All in all, Heaven’s Bones is beautifully written, does indeed have steampunk Victorian era Angels, as well as psychics, cursed twins and someone suspiciously similar to Jack the Ripper. It has major crossover appeal but not only will it have gamer readers feeling clever for recognizing the “in-joke” Ravenloft elements, it will have non-gamer readers much more willing to take the plunge since the book doesn’t make them feel like they’re missing twenty years of back titles needed to understand what’s going on in this book.
And did I mention the prose was pretty?
Reviewed for MonsterLibrarian.com’s Werewolf Month 2009
Damnation Books, September 2009
Trade Paper Back: 978-1-61572-032-3 $8.29
Ebook: 978-1-61572-033-0 $4.50
While Symptoms of a Broken Heart is a solid fit into the shape shifter category, the “change” in this book is a metaphor for many of the characters’ innermost desires, rather than a power or curse. It’s an interesting application that is almost a throwback to older werewolf tales where the monster represented the fear of giving into such desires.
Lisa and her soon-to-be-married sister attend a Full Moon party, meant to be one last hurrah before they settle down, but they get more than they expect when it turns out to be an actual full moon party thrown by actual shape shifters. Tragedy strikes, and one sister is left alive and seeking the power of the attendees in order to save her own rear and cover up the other sister’s death.

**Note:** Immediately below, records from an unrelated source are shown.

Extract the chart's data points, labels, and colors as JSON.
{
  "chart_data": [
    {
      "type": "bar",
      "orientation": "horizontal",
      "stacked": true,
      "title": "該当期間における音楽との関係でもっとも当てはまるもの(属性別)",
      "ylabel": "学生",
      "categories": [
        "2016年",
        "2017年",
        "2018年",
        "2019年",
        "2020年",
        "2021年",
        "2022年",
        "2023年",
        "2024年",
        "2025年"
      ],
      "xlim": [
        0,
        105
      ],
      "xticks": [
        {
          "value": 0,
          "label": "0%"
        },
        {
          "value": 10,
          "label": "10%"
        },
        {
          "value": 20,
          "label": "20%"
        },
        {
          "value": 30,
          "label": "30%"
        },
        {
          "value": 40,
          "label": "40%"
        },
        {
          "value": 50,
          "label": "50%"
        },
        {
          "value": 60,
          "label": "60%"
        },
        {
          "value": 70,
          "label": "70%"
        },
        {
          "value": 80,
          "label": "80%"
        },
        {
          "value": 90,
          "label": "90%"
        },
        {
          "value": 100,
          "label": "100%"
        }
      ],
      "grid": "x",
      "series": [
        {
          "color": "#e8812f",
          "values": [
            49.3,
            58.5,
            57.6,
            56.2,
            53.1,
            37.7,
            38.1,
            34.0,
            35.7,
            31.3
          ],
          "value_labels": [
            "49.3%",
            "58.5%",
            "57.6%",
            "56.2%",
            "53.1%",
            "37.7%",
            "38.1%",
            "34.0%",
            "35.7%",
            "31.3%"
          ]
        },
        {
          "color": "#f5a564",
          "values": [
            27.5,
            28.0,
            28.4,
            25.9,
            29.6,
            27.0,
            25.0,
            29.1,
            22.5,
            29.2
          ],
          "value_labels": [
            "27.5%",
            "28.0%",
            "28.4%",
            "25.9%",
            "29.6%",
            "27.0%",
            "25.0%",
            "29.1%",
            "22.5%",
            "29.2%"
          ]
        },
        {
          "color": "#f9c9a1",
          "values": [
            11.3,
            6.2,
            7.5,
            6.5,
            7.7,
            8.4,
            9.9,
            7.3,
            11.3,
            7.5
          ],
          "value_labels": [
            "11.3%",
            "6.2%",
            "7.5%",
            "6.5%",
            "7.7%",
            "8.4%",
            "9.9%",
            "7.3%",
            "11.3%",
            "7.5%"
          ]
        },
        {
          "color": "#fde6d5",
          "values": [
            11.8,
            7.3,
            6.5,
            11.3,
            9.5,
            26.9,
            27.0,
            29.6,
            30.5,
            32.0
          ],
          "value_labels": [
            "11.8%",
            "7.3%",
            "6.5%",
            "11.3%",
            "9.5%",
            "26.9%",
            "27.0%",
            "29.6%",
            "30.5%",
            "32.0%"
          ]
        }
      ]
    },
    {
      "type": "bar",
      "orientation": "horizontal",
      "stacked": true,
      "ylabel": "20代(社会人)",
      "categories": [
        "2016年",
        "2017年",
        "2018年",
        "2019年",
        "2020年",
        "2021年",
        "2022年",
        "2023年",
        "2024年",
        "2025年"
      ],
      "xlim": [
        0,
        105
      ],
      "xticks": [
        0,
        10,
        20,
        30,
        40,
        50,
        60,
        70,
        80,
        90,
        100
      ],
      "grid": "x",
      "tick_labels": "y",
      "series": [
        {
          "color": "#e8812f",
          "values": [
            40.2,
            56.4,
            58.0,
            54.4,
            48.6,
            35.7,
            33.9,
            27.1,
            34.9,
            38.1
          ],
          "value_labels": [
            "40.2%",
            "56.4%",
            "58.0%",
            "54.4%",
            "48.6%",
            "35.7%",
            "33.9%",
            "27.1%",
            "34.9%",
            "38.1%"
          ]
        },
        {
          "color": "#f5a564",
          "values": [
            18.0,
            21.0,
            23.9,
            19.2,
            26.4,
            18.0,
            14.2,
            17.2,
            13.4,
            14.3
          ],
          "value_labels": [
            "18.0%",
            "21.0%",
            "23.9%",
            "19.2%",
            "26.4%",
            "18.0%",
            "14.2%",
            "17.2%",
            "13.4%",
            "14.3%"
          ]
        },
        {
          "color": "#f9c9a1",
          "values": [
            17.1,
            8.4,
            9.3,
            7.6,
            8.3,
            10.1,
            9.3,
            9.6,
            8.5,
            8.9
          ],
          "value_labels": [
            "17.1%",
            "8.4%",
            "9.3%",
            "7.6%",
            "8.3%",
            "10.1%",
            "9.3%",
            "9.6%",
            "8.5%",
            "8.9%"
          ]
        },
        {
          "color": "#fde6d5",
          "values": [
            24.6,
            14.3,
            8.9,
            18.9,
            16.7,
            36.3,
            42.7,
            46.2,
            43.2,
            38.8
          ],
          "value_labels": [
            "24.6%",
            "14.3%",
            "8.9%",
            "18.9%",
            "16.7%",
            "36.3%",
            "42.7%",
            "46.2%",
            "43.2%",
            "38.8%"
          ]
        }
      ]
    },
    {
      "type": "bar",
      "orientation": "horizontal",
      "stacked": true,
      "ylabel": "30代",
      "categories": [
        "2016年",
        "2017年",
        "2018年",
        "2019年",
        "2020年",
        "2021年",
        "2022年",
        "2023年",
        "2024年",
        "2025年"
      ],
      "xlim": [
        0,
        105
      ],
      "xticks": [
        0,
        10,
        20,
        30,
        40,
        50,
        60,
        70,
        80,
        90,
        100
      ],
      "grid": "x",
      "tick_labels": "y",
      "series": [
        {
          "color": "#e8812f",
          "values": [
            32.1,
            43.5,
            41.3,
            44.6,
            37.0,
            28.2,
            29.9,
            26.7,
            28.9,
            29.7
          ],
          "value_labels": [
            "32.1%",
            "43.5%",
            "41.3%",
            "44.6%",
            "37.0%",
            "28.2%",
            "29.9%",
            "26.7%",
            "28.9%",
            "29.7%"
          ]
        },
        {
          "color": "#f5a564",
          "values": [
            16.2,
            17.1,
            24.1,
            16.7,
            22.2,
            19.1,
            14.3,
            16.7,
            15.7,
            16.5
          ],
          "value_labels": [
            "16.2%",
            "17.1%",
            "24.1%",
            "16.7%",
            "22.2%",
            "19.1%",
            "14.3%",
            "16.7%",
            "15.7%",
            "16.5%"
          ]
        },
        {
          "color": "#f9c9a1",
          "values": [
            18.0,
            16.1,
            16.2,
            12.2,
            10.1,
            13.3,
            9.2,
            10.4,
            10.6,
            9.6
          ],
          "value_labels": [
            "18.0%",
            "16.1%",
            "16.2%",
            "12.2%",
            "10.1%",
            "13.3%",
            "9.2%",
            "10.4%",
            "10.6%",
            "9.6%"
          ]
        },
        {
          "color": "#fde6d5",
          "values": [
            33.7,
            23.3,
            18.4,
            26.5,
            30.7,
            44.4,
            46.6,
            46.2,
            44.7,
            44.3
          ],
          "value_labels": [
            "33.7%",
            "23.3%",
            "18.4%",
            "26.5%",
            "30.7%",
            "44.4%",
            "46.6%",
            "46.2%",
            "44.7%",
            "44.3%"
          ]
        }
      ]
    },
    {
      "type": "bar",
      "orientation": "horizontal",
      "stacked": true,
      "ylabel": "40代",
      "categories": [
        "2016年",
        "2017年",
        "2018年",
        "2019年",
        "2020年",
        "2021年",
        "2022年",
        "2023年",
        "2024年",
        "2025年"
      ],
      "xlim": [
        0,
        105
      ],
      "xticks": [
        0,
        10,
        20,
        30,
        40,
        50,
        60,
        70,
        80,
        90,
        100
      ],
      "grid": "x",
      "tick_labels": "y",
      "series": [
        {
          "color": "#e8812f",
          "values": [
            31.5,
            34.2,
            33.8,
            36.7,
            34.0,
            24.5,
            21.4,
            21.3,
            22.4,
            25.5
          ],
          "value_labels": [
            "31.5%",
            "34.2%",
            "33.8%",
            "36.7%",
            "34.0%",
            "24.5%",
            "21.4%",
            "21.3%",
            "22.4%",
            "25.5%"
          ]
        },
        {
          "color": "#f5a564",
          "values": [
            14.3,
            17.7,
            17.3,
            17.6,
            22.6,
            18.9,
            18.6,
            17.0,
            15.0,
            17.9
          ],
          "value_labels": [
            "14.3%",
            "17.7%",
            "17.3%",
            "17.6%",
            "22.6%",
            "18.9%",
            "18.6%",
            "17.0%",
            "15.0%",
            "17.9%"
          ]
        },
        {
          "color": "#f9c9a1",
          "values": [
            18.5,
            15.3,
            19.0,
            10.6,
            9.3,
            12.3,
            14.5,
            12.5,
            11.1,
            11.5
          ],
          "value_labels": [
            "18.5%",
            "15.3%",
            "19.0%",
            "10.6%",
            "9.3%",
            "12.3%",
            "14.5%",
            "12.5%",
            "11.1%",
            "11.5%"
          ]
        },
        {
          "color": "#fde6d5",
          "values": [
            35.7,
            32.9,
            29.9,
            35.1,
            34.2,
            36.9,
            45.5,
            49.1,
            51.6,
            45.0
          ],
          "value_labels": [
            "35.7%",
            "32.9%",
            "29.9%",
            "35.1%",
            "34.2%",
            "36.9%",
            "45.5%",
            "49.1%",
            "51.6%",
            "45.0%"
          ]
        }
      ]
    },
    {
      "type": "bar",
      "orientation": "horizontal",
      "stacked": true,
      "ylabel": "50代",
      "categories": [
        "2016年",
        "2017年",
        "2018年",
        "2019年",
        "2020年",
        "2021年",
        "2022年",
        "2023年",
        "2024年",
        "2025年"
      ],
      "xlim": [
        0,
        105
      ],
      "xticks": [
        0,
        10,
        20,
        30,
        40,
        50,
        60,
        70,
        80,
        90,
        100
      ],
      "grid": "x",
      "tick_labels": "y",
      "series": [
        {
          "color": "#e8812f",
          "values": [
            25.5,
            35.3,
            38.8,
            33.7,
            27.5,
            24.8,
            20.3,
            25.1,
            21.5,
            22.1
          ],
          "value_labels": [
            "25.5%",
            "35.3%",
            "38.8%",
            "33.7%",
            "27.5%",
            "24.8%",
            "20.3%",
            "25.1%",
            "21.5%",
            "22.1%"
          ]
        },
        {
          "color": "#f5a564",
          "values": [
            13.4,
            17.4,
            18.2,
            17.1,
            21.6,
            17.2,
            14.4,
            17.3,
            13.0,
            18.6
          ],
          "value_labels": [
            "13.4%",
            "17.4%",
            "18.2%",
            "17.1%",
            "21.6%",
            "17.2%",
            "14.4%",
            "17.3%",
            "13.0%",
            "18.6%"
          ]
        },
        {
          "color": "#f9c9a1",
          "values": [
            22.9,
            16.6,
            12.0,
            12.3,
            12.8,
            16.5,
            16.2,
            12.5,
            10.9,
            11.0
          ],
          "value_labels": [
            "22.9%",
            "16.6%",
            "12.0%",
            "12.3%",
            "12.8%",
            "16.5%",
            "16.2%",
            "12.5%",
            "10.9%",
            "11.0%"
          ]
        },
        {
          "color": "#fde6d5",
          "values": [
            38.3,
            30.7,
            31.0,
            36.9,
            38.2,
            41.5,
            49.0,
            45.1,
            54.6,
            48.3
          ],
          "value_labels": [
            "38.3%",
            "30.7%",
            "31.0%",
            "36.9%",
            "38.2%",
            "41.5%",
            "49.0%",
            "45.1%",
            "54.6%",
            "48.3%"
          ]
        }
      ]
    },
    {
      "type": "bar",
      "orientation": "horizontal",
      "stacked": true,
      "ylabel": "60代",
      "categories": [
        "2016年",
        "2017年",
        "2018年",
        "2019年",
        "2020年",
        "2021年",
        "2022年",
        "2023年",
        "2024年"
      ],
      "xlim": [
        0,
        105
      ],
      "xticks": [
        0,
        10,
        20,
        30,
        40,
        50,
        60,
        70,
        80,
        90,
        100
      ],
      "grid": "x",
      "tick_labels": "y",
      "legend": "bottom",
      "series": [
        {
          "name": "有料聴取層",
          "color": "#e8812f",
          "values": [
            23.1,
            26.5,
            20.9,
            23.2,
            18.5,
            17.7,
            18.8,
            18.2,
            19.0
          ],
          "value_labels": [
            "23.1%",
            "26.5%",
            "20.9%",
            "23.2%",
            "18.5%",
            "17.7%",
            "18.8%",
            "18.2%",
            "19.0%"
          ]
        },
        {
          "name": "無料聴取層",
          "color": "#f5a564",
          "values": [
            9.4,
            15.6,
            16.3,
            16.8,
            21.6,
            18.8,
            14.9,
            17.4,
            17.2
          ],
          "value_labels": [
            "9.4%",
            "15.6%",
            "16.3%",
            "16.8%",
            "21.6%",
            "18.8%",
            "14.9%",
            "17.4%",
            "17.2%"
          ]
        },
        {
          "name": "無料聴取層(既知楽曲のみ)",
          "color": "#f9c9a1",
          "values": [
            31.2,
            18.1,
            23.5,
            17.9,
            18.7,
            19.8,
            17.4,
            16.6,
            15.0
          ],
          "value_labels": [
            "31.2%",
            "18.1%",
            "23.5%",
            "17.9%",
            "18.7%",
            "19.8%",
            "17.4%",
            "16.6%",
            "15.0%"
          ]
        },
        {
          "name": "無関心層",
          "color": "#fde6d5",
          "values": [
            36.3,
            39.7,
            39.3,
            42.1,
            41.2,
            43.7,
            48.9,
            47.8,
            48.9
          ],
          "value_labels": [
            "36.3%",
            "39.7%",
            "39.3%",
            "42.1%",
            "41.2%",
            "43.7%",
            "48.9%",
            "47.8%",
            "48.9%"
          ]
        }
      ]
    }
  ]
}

This is a fast, hard read with two strong female leads, neither of which are flat stereotypical female characters or stereotypical horror-fiction lesbians. Erotic, dark and spiked with a creepy aftertaste that will stick with readers, this is a novelette worth snatching up.
Contains: graphic sex
Reviewed for MonsterLibrarian.com’s Werewolf Month 2009
Moon Called by Patricia Briggs
Ace Fantasy, 2006
ISBN: 0441013813
Available: New and Used
Mercy Thompson is unconventional from the beginning. She’s a mechanic for a small town, not to mention a tattooed skinwalker who can become a coyote at will. Mercy was orphaned by a magical father before she was born, and fostered by werewolves, and although she doesn’t truly belong with them, Mercy feels a connection to the wolves, no matter how intense and violent they might become.
When a stray werewolf shows up at her shop begging for a temporary job, she gets sucked into a plot that threatens the lives of the area alpha as well as the werewolf Merrok (ruler) who helped raise Mercy. Mercy is not necessarily violent or intense. She is weaker than most of the supernatural creatures around her. But her calm, somewhat defiant persona makes her an easygoing viewpoint character surrounded by werewolves and vampires that are straight out of horror movies. Mercy is the calm point of the dark, violent world. She knows when to fight back, when to let strong characters handle things, and how to quietly defy the big bads without having their ire crash down on her.Something of a softer dark urban fantasy book, due to Mercy’s charm, the world is no less bloody, violent or horrific than most other werewolf books. This one is likely to catch the eye of readers who love dark fiction that’s not unrelenting in terror or gore.